Pour ce faire, les Gorod ont gardé les mêmes dispositions que pour « Leading Vision », à savoir un album enregistré et mixé par Mathieu Pascal (également l’un des guitaristes du groupe) au Bud Records Studio, et masterisé par Scott Hull au Visceral Sound Studio. Même répartition des tâches également au sein du groupe : Mathieu s’est une fois de plus chargé de composer l’album et de créer l’artwork évoquant comme d’habitude un univers de science-fiction ; Guillaume (chant) et Ben (basse) écrivant les lyrics. On repart donc sur les bases bien solides du précédent album, d’autant qu’au premier abord, la recette musicale n’a pas changé d’un poil.
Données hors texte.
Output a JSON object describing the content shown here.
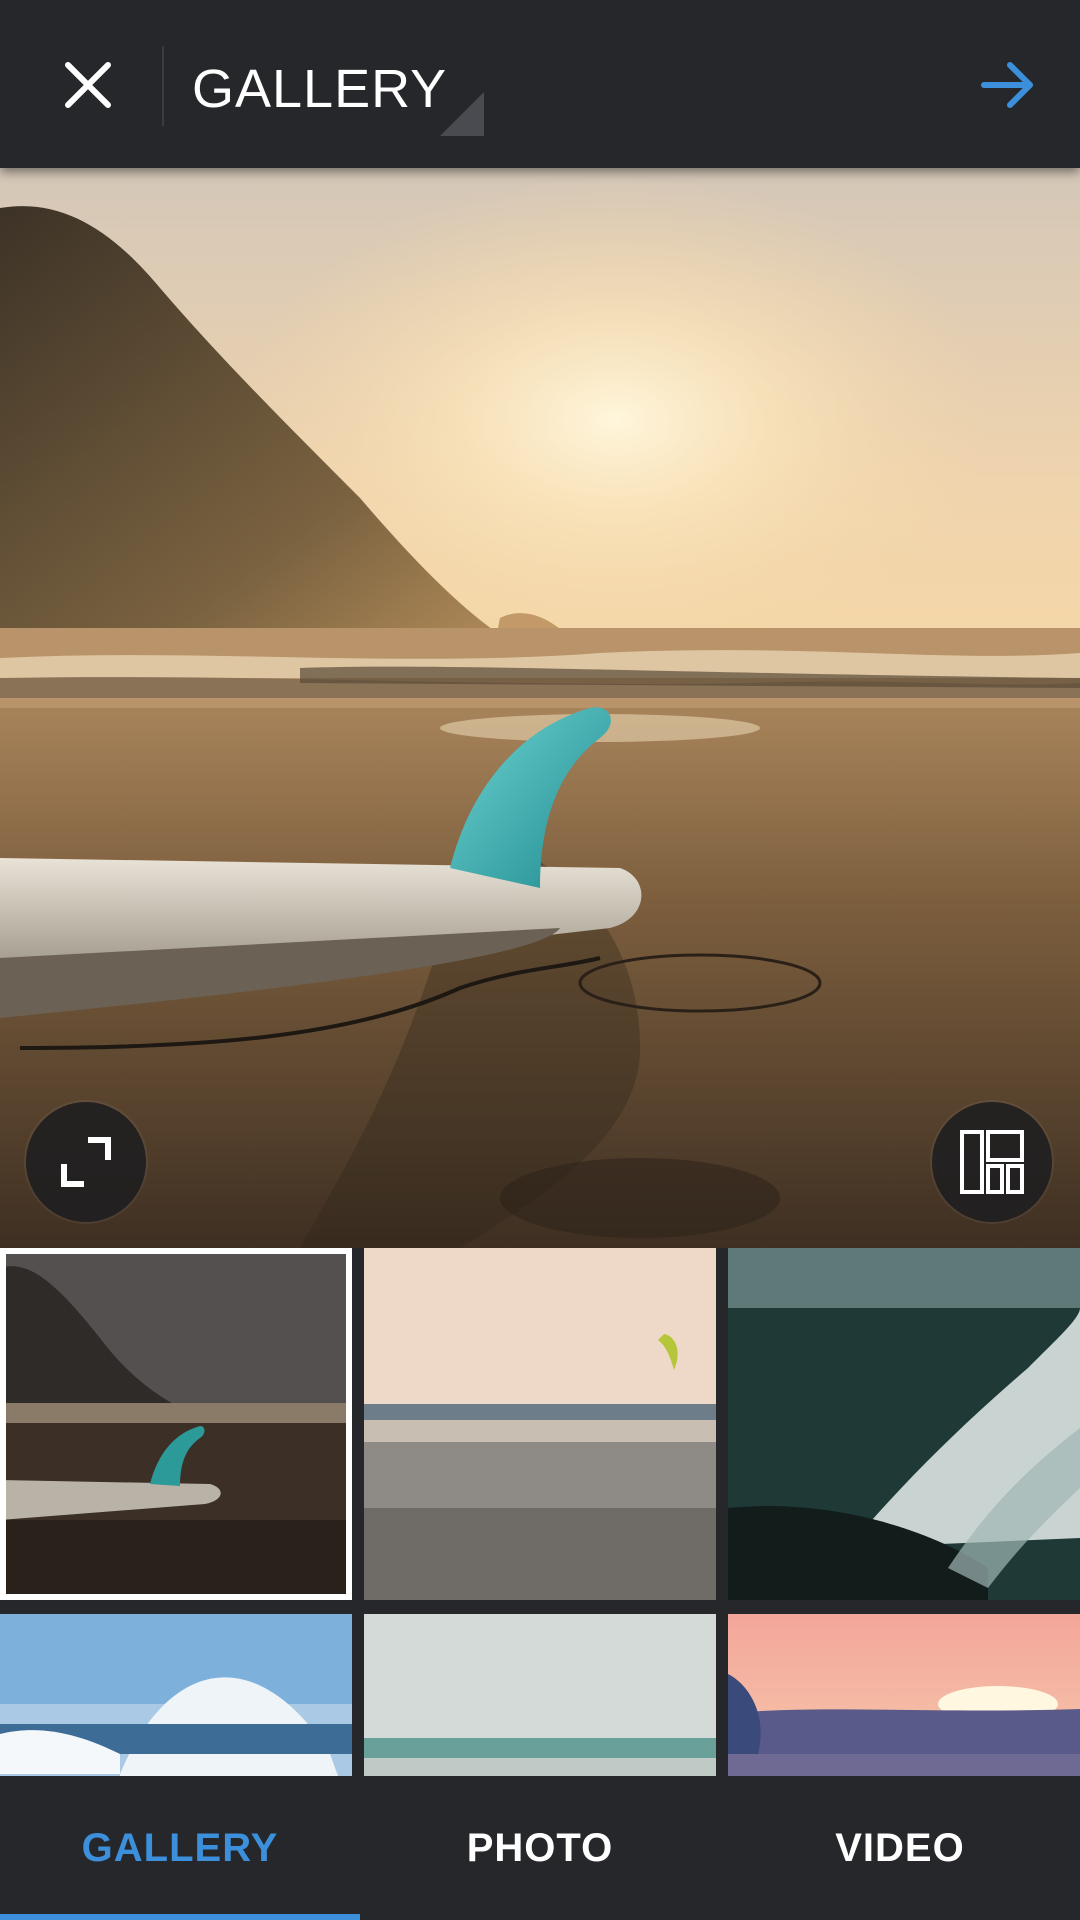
{
  "header": {
    "title": "GALLERY",
    "close_icon": "close-icon",
    "next_icon": "arrow-right-icon",
    "accent_color": "#3c8fdb"
  },
  "preview": {
    "subject": "surfboard on beach at sunset",
    "expand_icon": "expand-icon",
    "layout_icon": "layout-icon"
  },
  "thumbnails": [
    {
      "subject": "surfboard on beach at sunset",
      "selected": true
    },
    {
      "subject": "kite surfer over sea"
    },
    {
      "subject": "ocean wave aerial"
    },
    {
      "subject": "wave splash"
    },
    {
      "subject": "misty sea"
    },
    {
      "subject": "sunset over clouds"
    }
  ],
  "tabs": [
    {
      "label": "GALLERY",
      "active": true
    },
    {
      "label": "PHOTO",
      "active": false
    },
    {
      "label": "VIDEO",
      "active": false
    }
  ],
  "colors": {
    "bar_background": "#26272b",
    "active_tab": "#3c8fdb",
    "inactive_tab": "#ffffff"
  }
}
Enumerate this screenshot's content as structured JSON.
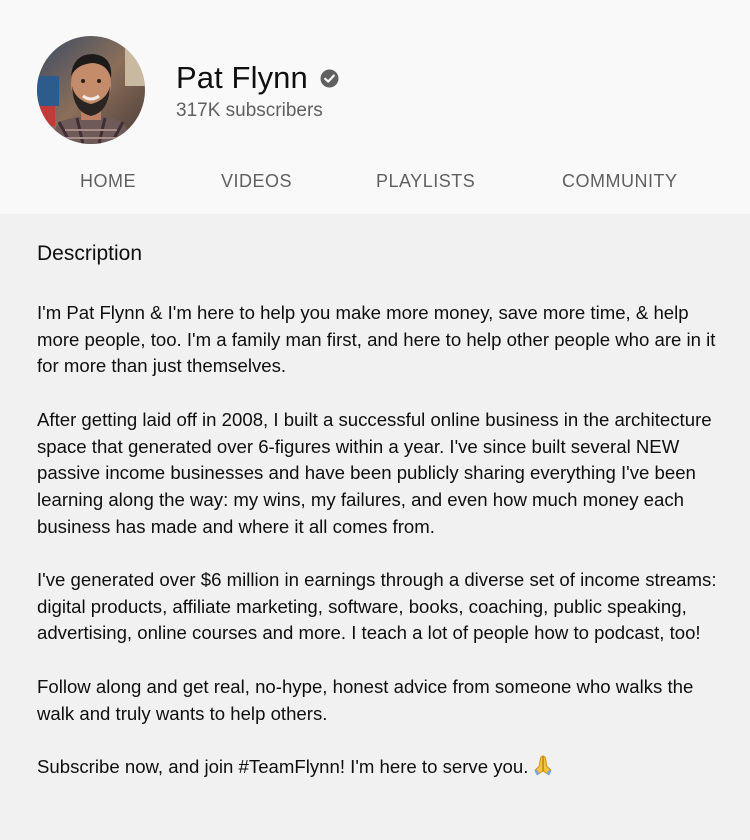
{
  "channel": {
    "name": "Pat Flynn",
    "subscribers": "317K subscribers",
    "verified_icon": "verified-check-icon"
  },
  "tabs": [
    {
      "label": "HOME"
    },
    {
      "label": "VIDEOS"
    },
    {
      "label": "PLAYLISTS"
    },
    {
      "label": "COMMUNITY"
    }
  ],
  "description": {
    "title": "Description",
    "paragraphs": [
      "I'm Pat Flynn & I'm here to help you make more money, save more time, & help more people, too. I'm a family man first, and here to help other people who are in it for more than just themselves.",
      "After getting laid off in 2008, I built a successful online business in the architecture space that generated over 6-figures within a year. I've since built several NEW passive income businesses and have been publicly sharing everything I've been learning along the way: my wins, my failures, and even how much money each business has made and where it all comes from.",
      "I've generated over $6 million in earnings through a diverse set of income streams: digital products, affiliate marketing, software, books, coaching, public speaking, advertising, online courses and more. I teach a lot of people how to podcast, too!",
      "Follow along and get real, no-hype, honest advice from someone who walks the walk and truly wants to help others.",
      "Subscribe now, and join #TeamFlynn! I'm here to serve you."
    ],
    "closing_emoji_icon": "folded-hands-icon"
  },
  "colors": {
    "header_bg": "#f9f9f9",
    "body_bg": "#f1f1f1",
    "primary_text": "#0f0f0f",
    "secondary_text": "#606060",
    "emoji_yellow": "#f7c23c"
  }
}
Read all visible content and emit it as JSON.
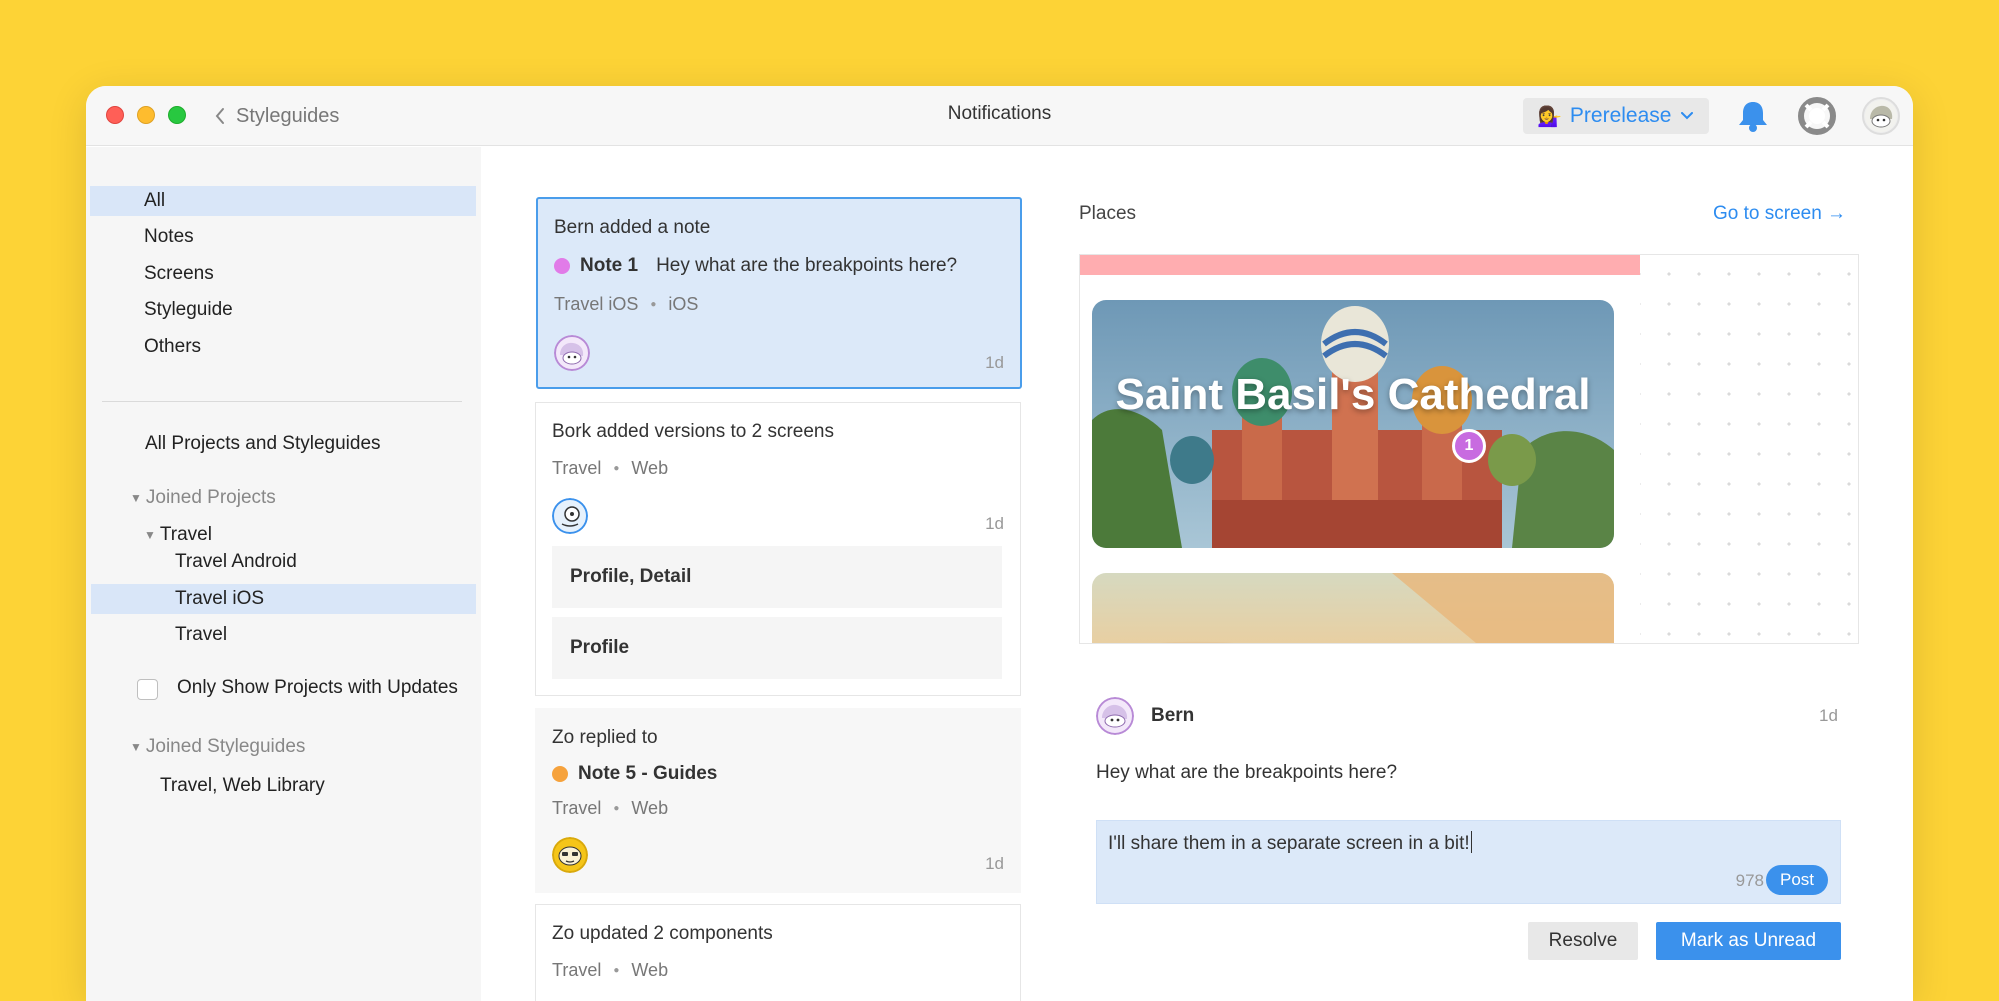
{
  "window": {
    "back_label": "Styleguides",
    "title": "Notifications",
    "prerelease": {
      "emoji": "💁‍♀️",
      "label": "Prerelease"
    }
  },
  "colors": {
    "background": "#FDD336",
    "accent": "#2D8CF0",
    "selection": "#D9E6F8",
    "note_pink": "#E17BE8",
    "note_orange": "#F6A23C"
  },
  "sidebar": {
    "filters": [
      "All",
      "Notes",
      "Screens",
      "Styleguide",
      "Others"
    ],
    "projects_heading": "All Projects and Styleguides",
    "joined_projects": "Joined Projects",
    "travel_group": "Travel",
    "projects": [
      "Travel Android",
      "Travel iOS",
      "Travel"
    ],
    "only_show_label": "Only Show Projects with Updates",
    "joined_styleguides": "Joined Styleguides",
    "styleguides": [
      "Travel, Web Library"
    ]
  },
  "notifications": [
    {
      "title": "Bern added a note",
      "note_name": "Note 1",
      "note_text": "Hey what are the breakpoints here?",
      "project": "Travel iOS",
      "platform": "iOS",
      "time": "1d"
    },
    {
      "title": "Bork added versions to 2 screens",
      "project": "Travel",
      "platform": "Web",
      "time": "1d",
      "screens": [
        "Profile, Detail",
        "Profile"
      ]
    },
    {
      "title": "Zo replied to",
      "note_name": "Note 5 - Guides",
      "project": "Travel",
      "platform": "Web",
      "time": "1d"
    },
    {
      "title": "Zo updated 2 components",
      "project": "Travel",
      "platform": "Web"
    }
  ],
  "detail": {
    "section": "Places",
    "goto_label": "Go to screen →",
    "hero_title": "Saint Basil's Cathedral",
    "pin_number": "1",
    "comment": {
      "author": "Bern",
      "time": "1d",
      "text": "Hey what are the breakpoints here?"
    },
    "reply": {
      "text": "I'll share them in a separate screen in a bit!",
      "char_count": "978",
      "post_label": "Post"
    },
    "resolve_label": "Resolve",
    "mark_unread_label": "Mark as Unread"
  }
}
Pas de fioritures ! Dès les premières notes, on se prend dans la tronche une déferlante technique, et quelques instants suffisent pour comprendre à qui on a affaire. « Disavow Your God » reprend ce que Gorod sait faire de mieux, impossible de ne pas reconnaître la patte des Bordelais ! Et accessoirement, débute l’album à toute berzingue, genre « coucou, t’as 3 secondes pour préparer ta nuque, on va pas t’attendre ! ». On peut aisément imaginer les doigts de la talentueuse paire de guitaristes défiler à vitesse grand V sur leur manche, idem pour Ben le bassiste toujours aussi bon. Petit changement de line-up à signaler derrière les fûts, puisque Sandrine a quitté le groupe laissant la place à Samuel Santiago (Ex-Zubrowska). Et ce dernier assure bien comme il faut, s’adaptant parfaitement à la musique de Gorod !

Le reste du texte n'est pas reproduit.